A resposta, em termos probabilísticos, é a seguinte: ao se revirar tais duas peças, apenas duas situações ocorrem – ou não coincidem, ou se observam duas peças iguais. Tais condições perfazem um todo, ou ainda 100%, significando que é certo uma ou outra situação.

Parece ser uma observação tola, mas não se pode dizer que é não é correta. Com base nesta premissa, os(as) matemáticos(as) propõem o seguinte cálculo: a probabilidade de ocorrência de duas peças reviradas serem similares é igual a 100% subtraído da probabilidade de que as duas peças reviradas sejam diferentes.

Vamos supor que conhecemos a ordem de uma das fileiras (não importa qual delas), e simplificar para uma situação de observar apenas três peças diferentes em sequência. Digamos que sejam as peças zero-zero, zero-um e um-um, nesta ordem. Para facilitar, vamos chamar tal sequência de (ABC), respectivamente. Se na outra fileira existem as mesmas peças, e estas são sorteadas aleatoriamente, pode-se esperar apenas seis resultados: (ABC), (ACB), (BAC), (BCA), (CAB) e (CBA). As únicas sequências com peças sortidas que não se assemelham, sequer coincidem com a ordem da fileira prévia são: (BCA) e (CAB), ou seja, duas sequências em seis, ou seja, um terço.

Logo, a probabilidade de observar, admitindo haver três peças de uma fileira de dominó na sequência: zero-zero, zero-um e um-um (ABC), que ao menos uma peça coincidente seja sorteada na segunda fileira, em alguma ordem, é de um menos um terço, ou ainda, dois terços.

Dito de outro modo, tal situação pode ser verificada usando dos mesmos dominós da seguinte forma: se numa fileira houver a situação das pedras zero-zero, zero-um e um-um, apenas as sequências um-zero, um-um e zero-zero, além de um-um, zero-zero e zero-um não coincidem. Já nas demais, sempre é observado ao menos uma situação de coincidência de ao menos uma das peças na ordem estabelecida.

A situação acima é bem conhecida como um típico problema de desarranjos (em francês, “derangement”), ou ainda subfatorial, proposta esta do matemático francês Pierre Rémond de Montmort (1678 - 1719) no seu livro “Essay d’Analyse sur les Jeux de Hazard” (“Ensaio de Análise sobre de Jogos de Azar”), publicado em 1708.

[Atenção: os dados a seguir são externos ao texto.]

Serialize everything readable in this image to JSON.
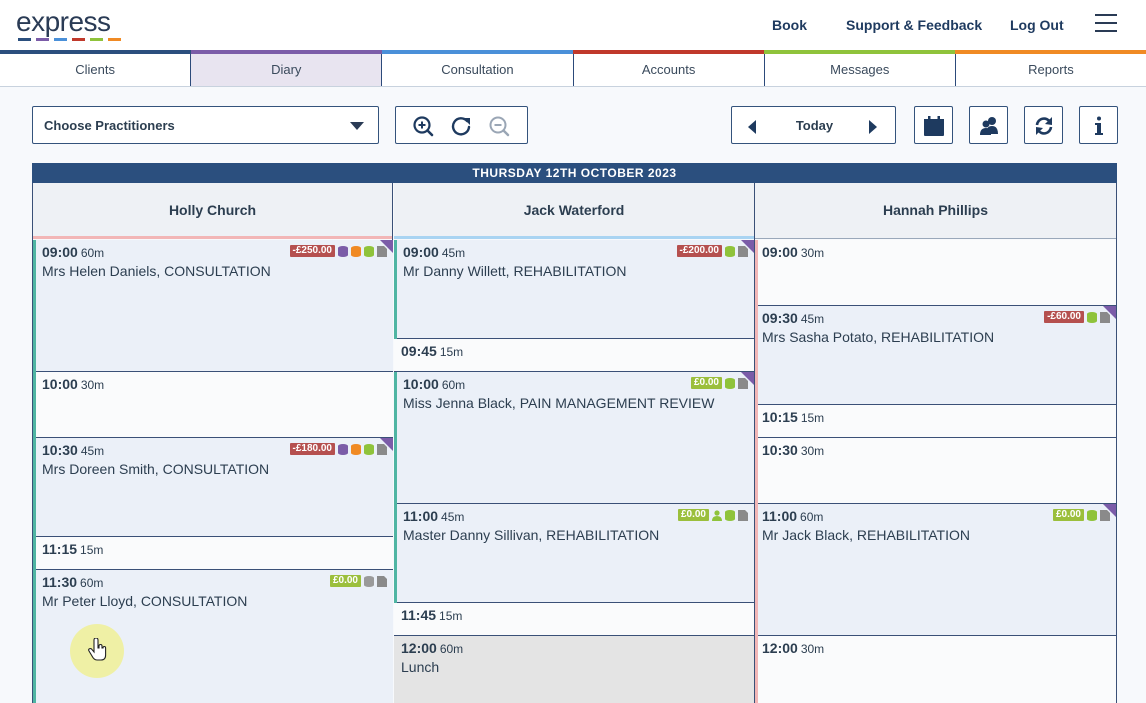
{
  "brand": {
    "logo_text": "express",
    "stripe_colors": [
      "#2b4f7e",
      "#7b5ca8",
      "#4a90d9",
      "#c0392b",
      "#8fc33b",
      "#f08a24"
    ]
  },
  "top_nav": {
    "book": "Book",
    "support": "Support & Feedback",
    "logout": "Log Out"
  },
  "tabs": [
    {
      "label": "Clients"
    },
    {
      "label": "Diary",
      "active": true
    },
    {
      "label": "Consultation"
    },
    {
      "label": "Accounts"
    },
    {
      "label": "Messages"
    },
    {
      "label": "Reports"
    }
  ],
  "toolbar": {
    "practitioners_label": "Choose Practitioners",
    "today_label": "Today",
    "icons": [
      "zoom-in-icon",
      "refresh-icon",
      "zoom-out-icon",
      "calendar-icon",
      "users-icon",
      "sync-icon",
      "info-icon"
    ]
  },
  "date_header": "THURSDAY 12TH OCTOBER 2023",
  "practitioners": [
    {
      "name": "Holly Church",
      "color": "#f2b6b6",
      "slots": [
        {
          "time": "09:00",
          "dur": "60m",
          "who": "Mrs Helen Daniels, CONSULTATION",
          "money": "-£250.00",
          "coins": [
            "#7b5ca8",
            "#f08a24",
            "#8fc33b"
          ],
          "booked": true
        },
        {
          "time": "10:00",
          "dur": "30m"
        },
        {
          "time": "10:30",
          "dur": "45m",
          "who": "Mrs Doreen Smith, CONSULTATION",
          "money": "-£180.00",
          "coins": [
            "#7b5ca8",
            "#f08a24",
            "#8fc33b"
          ],
          "booked": true
        },
        {
          "time": "11:15",
          "dur": "15m"
        },
        {
          "time": "11:30",
          "dur": "60m",
          "who": "Mr Peter Lloyd, CONSULTATION",
          "money": "£0.00",
          "coins": [
            "#9a9a9a"
          ],
          "booked": true
        }
      ]
    },
    {
      "name": "Jack Waterford",
      "color": "#a9d4f2",
      "slots": [
        {
          "time": "09:00",
          "dur": "45m",
          "who": "Mr Danny Willett, REHABILITATION",
          "money": "-£200.00",
          "coins": [
            "#8fc33b"
          ],
          "booked": true
        },
        {
          "time": "09:45",
          "dur": "15m"
        },
        {
          "time": "10:00",
          "dur": "60m",
          "who": "Miss Jenna Black, PAIN MANAGEMENT REVIEW",
          "money": "£0.00",
          "coins": [
            "#8fc33b"
          ],
          "booked": true
        },
        {
          "time": "11:00",
          "dur": "45m",
          "who": "Master Danny Sillivan, REHABILITATION",
          "money": "£0.00",
          "coins": [
            "#8fc33b"
          ],
          "person": true,
          "booked": true
        },
        {
          "time": "11:45",
          "dur": "15m"
        },
        {
          "time": "12:00",
          "dur": "60m",
          "who": "Lunch",
          "lunch": true
        }
      ]
    },
    {
      "name": "Hannah Phillips",
      "color": "#f2b6b6",
      "slots": [
        {
          "time": "09:00",
          "dur": "30m"
        },
        {
          "time": "09:30",
          "dur": "45m",
          "who": "Mrs Sasha Potato, REHABILITATION",
          "money": "-£60.00",
          "coins": [
            "#8fc33b"
          ],
          "booked": true
        },
        {
          "time": "10:15",
          "dur": "15m"
        },
        {
          "time": "10:30",
          "dur": "30m"
        },
        {
          "time": "11:00",
          "dur": "60m",
          "who": "Mr Jack Black, REHABILITATION",
          "money": "£0.00",
          "coins": [
            "#8fc33b"
          ],
          "booked": true
        },
        {
          "time": "12:00",
          "dur": "30m"
        }
      ]
    }
  ]
}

Em linhas gerais, para uma sequência de três peças de dominó, há dois desarranjos. Se considerarmos uma sequência quaisquer de quatro peças de dominó, haverá nove desarranjos. O número de desarranjos aumenta muito rápido para sequências de cinco, seis, sete... peças de dominó, tornando o problema mais curioso. Para facilitar, existem sites e redes sociais que fazem tais contas sobre desarranjos, mas o mais curioso é que à medida que tais sequências de números crescem, a porcentagem de desarranjos fica cada vez mais próxima de 37 %.

O que a matemática afirma, com grande segurança, é que se utilizarmos dois conjuntos, cada um com todas as 28 peças do dominó, em qualquer sequência, haverá a probabilidade de pouco mais de 63 % de que ao menos duas peças coincidam quando reviradas ao mesmo tempo. Tal resultado basicamente provém da subtração de 100% por 37%, seguindo a premissa do raciocínio utilizando de poucas peças.

Grosso modo, quem domina o dominó tem boa chance de dominar conceitos matemáticos. Como se diz em latim: gratias mathematicasdomino gratias.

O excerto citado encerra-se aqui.